The different backgrounds of Hong Kong’s top officials embroiled in Wang Chau scandal
Contrasts between CY Leung and John Tsang not just in their backgrounds, but also increasingly in their views
The city’s top two officials embroiled in the Wang Chau housing saga could not have come from more different backgrounds.
Chief Executive Leung Chun-ying, 62, had risen to prominence quickly in the business world after graduating from Bristol Polytechnic. Upon his return to Hong Kong in 1977, he worked at British real estate firm Jones Lang Wootton and by the age of 30, was the vice-chairman of the company’s branch in the city.

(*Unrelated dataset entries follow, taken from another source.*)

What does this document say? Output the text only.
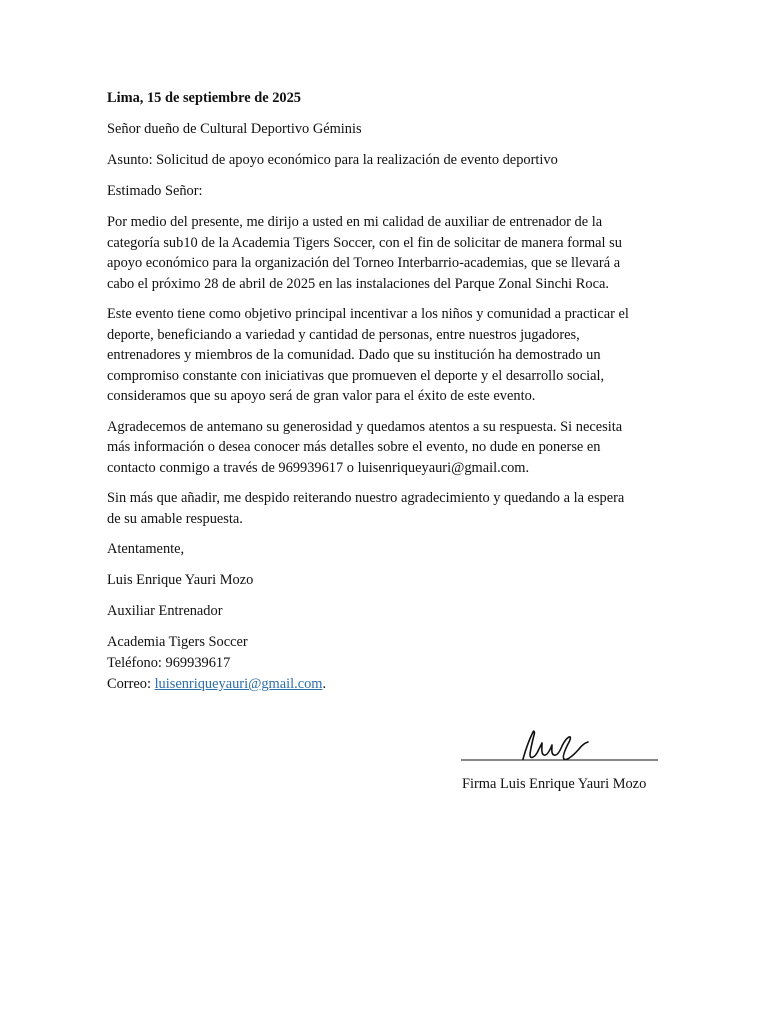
Lima, 15 de septiembre de 2025
Señor dueño de Cultural Deportivo Géminis
Asunto: Solicitud de apoyo económico para la realización de evento deportivo
Estimado Señor:
Por medio del presente, me dirijo a usted en mi calidad de auxiliar de entrenador de la
categoría sub10 de la Academia Tigers Soccer, con el fin de solicitar de manera formal su
apoyo económico para la organización del Torneo Interbarrio-academias, que se llevará a
cabo el próximo 28 de abril de 2025 en las instalaciones del Parque Zonal Sinchi Roca.
Este evento tiene como objetivo principal incentivar a los niños y comunidad a practicar el
deporte, beneficiando a variedad y cantidad de personas, entre nuestros jugadores,
entrenadores y miembros de la comunidad. Dado que su institución ha demostrado un
compromiso constante con iniciativas que promueven el deporte y el desarrollo social,
consideramos que su apoyo será de gran valor para el éxito de este evento.
Agradecemos de antemano su generosidad y quedamos atentos a su respuesta. Si necesita
más información o desea conocer más detalles sobre el evento, no dude en ponerse en
contacto conmigo a través de 969939617 o luisenriqueyauri@gmail.com.
Sin más que añadir, me despido reiterando nuestro agradecimiento y quedando a la espera
de su amable respuesta.
Atentamente,
Luis Enrique Yauri Mozo
Auxiliar Entrenador
Academia Tigers Soccer
Teléfono: 969939617
Correo: luisenriqueyauri@gmail.com.
Firma Luis Enrique Yauri Mozo
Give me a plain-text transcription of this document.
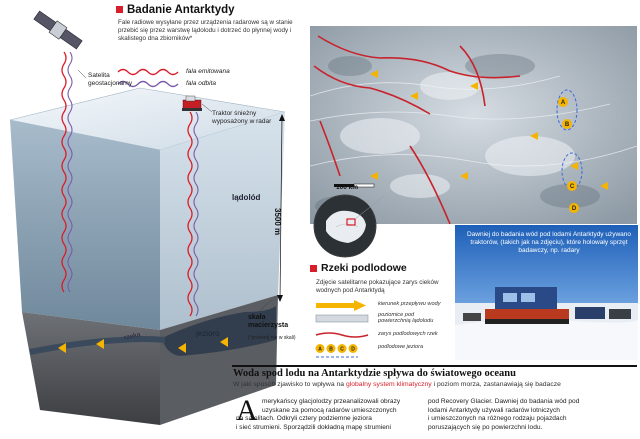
Badanie Antarktydy
Fale radiowe wysyłane przez urządzenia radarowe są w stanie przebić się przez warstwę lądolodu i dotrzeć do płynnej wody i skalistego dna zbiorników*
fala emitowana
fala odbita
Satelita
geostacjonarny
Traktor śnieżny
wyposażony w radar
lądolód
3500 m
jezioro
rzeka
skała
macierzysta
(*przekrój nie w skali)
A
B
C
D
100 km
Rzeki podlodowe
Zdjęcie satelitarne pokazujące zarys cieków wodnych pod Antarktydą
kierunek przepływu wody
poziomice pod
powierzchnią lądolodu
zarys podlodowych rzek
A B C D	podlodowe jeziora
Dawniej do badania wód pod lodami Antarktydy używano traktorów, (takich jak na zdjęciu), które holowały sprzęt badawczy, np. radary
Woda spod lodu na Antarktydzie spływa do światowego oceanu
W jaki sposób zjawisko to wpływa na globalny system klimatyczny i poziom morza, zastanawiają się badacze
A merykańscy glacjolodzy przeanalizowali obrazy
uzyskane za pomocą radarów umieszczonych
na satelitach. Odkryli cztery podziemne jeziora
i sieć strumieni. Sporządzili dokładną mapę strumieni
pod Recovery Glacier. Dawniej do badania wód pod
lodami Antarktydy używali radarów lotniczych
i umieszczonych na różnego rodzaju pojazdach
poruszających się po powierzchni lodu.
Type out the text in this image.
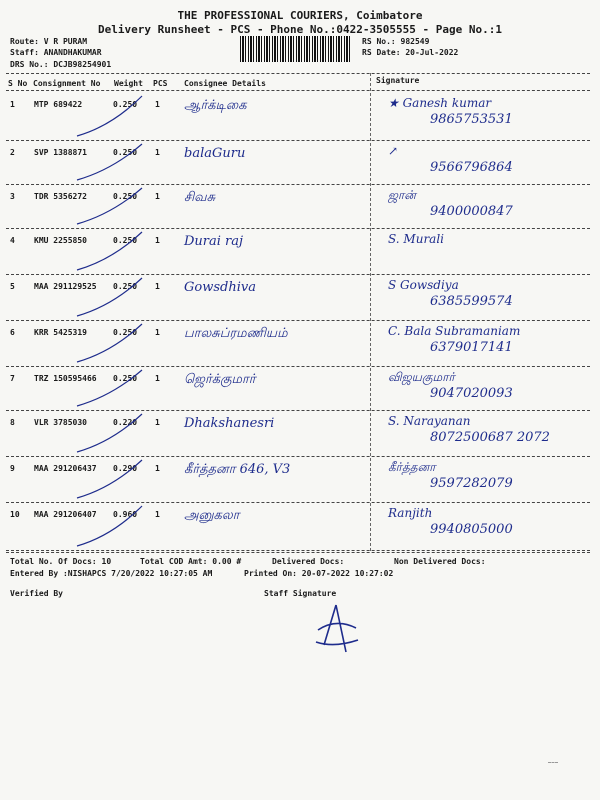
THE PROFESSIONAL COURIERS, Coimbatore
Delivery Runsheet - PCS - Phone No.:0422-3505555 - Page No.:1
Route: V R PURAM
Staff: ANANDHAKUMAR
DRS No.: DCJB98254901
RS No.: 982549
RS Date: 20-Jul-2022
S No Consignment No Weight PCS Consignee Details	Signature
1 MTP 689422	0.250 1 ஆர்க்டிகை	★ Ganesh kumar
9865753531
2 SVP 1388871	0.250 1 balaGuru	↗
9566796864
3 TDR 5356272	0.250 1 சிவசு	ஜான்
9400000847
4 KMU 2255850	0.250 1 Durai raj	S. Murali
5 MAA 291129525 0.250 1 Gowsdhiva	S Gowsdiya
6385599574
6 KRR 5425319	0.250 1 பாலசுப்ரமணியம்	C. Bala Subramaniam
6379017141
7 TRZ 150595466 0.250 1 ஜெர்க்குமார்	விஜயகுமார்
9047020093
8 VLR 3785030	0.220 1 Dhakshanesri	S. Narayanan
8072500687 2072
9 MAA 291206437 0.290 1 கீர்த்தனா 646, V3	கீர்த்தனா
9597282079
10 MAA 291206407 0.960 1 அனுகலா	Ranjith
9940805000
Total No. Of Docs: 10	Total COD Amt: 0.00 #	Delivered Docs:	Non Delivered Docs:
Entered By :NISHAPCS 7/20/2022 10:27:05 AM	Printed On: 20-07-2022 10:27:02
Verified By	Staff Signature
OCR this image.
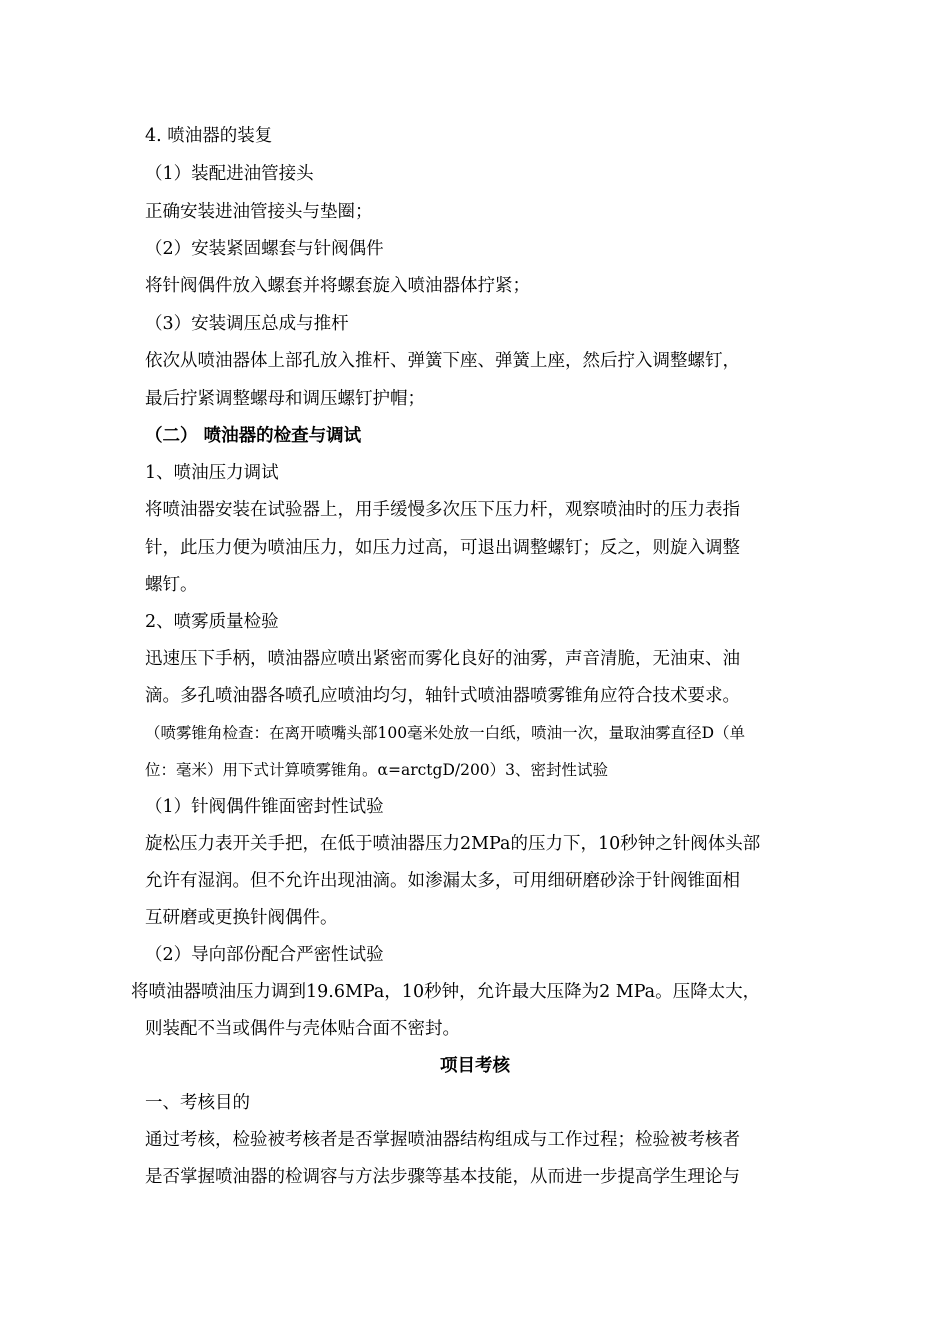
4. 喷油器的装复

（1）装配进油管接头

正确安装进油管接头与垫圈；

（2）安装紧固螺套与针阀偶件

将针阀偶件放入螺套并将螺套旋入喷油器体拧紧；

（3）安装调压总成与推杆

依次从喷油器体上部孔放入推杆、弹簧下座、弹簧上座，然后拧入调整螺钉，

最后拧紧调整螺母和调压螺钉护帽；

（二） 喷油器的检查与调试

1、喷油压力调试

将喷油器安装在试验器上，用手缓慢多次压下压力杆，观察喷油时的压力表指

针，此压力便为喷油压力，如压力过高，可退出调整螺钉；反之，则旋入调整

螺钉。

2、喷雾质量检验

迅速压下手柄，喷油器应喷出紧密而雾化良好的油雾，声音清脆，无油束、油

滴。多孔喷油器各喷孔应喷油均匀，轴针式喷油器喷雾锥角应符合技术要求。

（喷雾锥角检查：在离开喷嘴头部100毫米处放一白纸，喷油一次，量取油雾直径D（单

位：毫米）用下式计算喷雾锥角。α=arctgD/200）3、密封性试验

（1）针阀偶件锥面密封性试验

旋松压力表开关手把，在低于喷油器压力2MPa的压力下，10秒钟之针阀体头部

允许有湿润。但不允许出现油滴。如渗漏太多，可用细研磨砂涂于针阀锥面相

互研磨或更换针阀偶件。

（2）导向部份配合严密性试验

将喷油器喷油压力调到19.6MPa，10秒钟，允许最大压降为2 MPa。压降太大，

则装配不当或偶件与壳体贴合面不密封。

项目考核

一、考核目的

通过考核，检验被考核者是否掌握喷油器结构组成与工作过程；检验被考核者

是否掌握喷油器的检调容与方法步骤等基本技能，从而进一步提高学生理论与
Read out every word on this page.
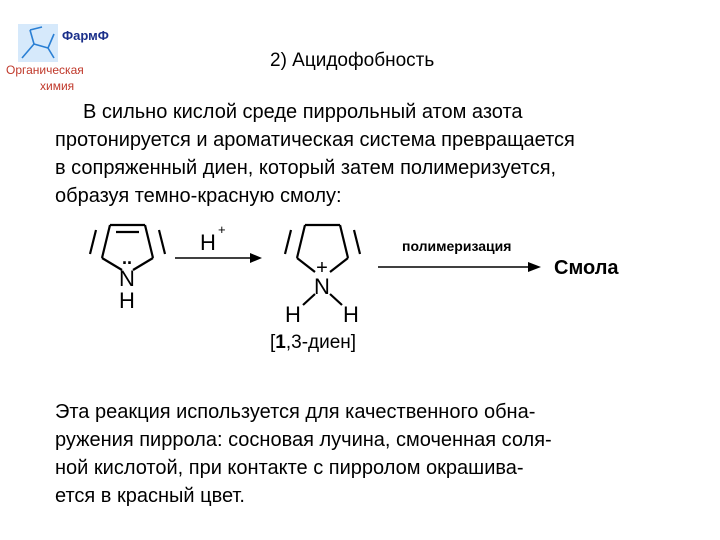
ФармФ
Органическая
химия
2) Ацидофобность
В сильно кислой среде пиррольный атом азота
протонируется и ароматическая система превращается
в сопряженный диен, который затем полимеризуется,
образуя темно-красную смолу:
..
N
H
H
+
+
N
H H
[1,3-диен]
полимеризация
Смола
Эта реакция используется для качественного обна-
ружения пиррола: сосновая лучина, смоченная соля-
ной кислотой, при контакте с пирролом окрашива-
ется в красный цвет.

His first prominent role in politics came in 1988 when the then 34-year-old was named secretary-general of the Basic Law Consultative Committee.
After the handover, he was appointed as an executive councillor and later became convenor of the cabinet.
On November 28, 2011, Leung officially announced his bid for the chief executive post, which he won after defeating early favourite Henry Tang Ying-yen.
In contrast with Leung who had not worked in the government before taking up the top job, Financial Secretary John Tsang Chun-wah has had a long career in the civil service.
Tsang worked in the United States’ Boston Public Schools before returning to Hong Kong in 1982. As a member of the Administrative Service, he took on a number of civil service posts. After the city’s return to China, Tsang, 65, served as director-general of the Hong Kong Economic and Trade Office in London, among other positions. The veteran civil servant has been financial secretary since July 1, 2007.
Chinese University political scientist Ivan Choy Chi-keung said it was very likely the move to appoint Tsang as financial secretary was made by the central government. He said: “Since Leung did not have anyone specialising in finance in his team ... Tsang became the one the central government could trust to manage the city’s finances.”
Even before the Wang Chau saga, Tsang was widely compared with his more staid, and sometimes bellicose, boss. But he has long been reluctant to give the impression of his being at loggerheads with the city’s leader.
In 2013, Tsang was hit on the head by an egg thrown by a protester at a town hall meeting. Leung condemned it but the financial minister told the crowd: “My doctor has told me not to eat too many eggs. Luckily I’m not wearing a good suit today.”
Yet despite the fact that much of his rhetoric was still veiled in his signature sense of humour, Tsang has become increasingly more willing to express views strikingly different from Leung’s, as speculations about his joining the chief executive race gain momentum.
Last year, the Asia qualifiers for the 2018 World Cup became a politicised affair as the Hong Kong team came face to face with the mainland just as a localist faction was gaining traction in the city.
Leung came under fire for ducking a question about which team he would back, merely saying he could not watch the game as he would be in Manila. But Tsang, who was also out of town, posted a picture of himself watching the match on a tablet with the caption: “Exciting match!”
He later also put a positive spin on the rise of localism, suggesting such sentiments could become a strong and constructive force binding society together – a stark contrast to the hardline tone taken by Leung. “Since Tsang was not appointed by Leung, I don’t think he feels he owes anything to the chief executive,” Choy said.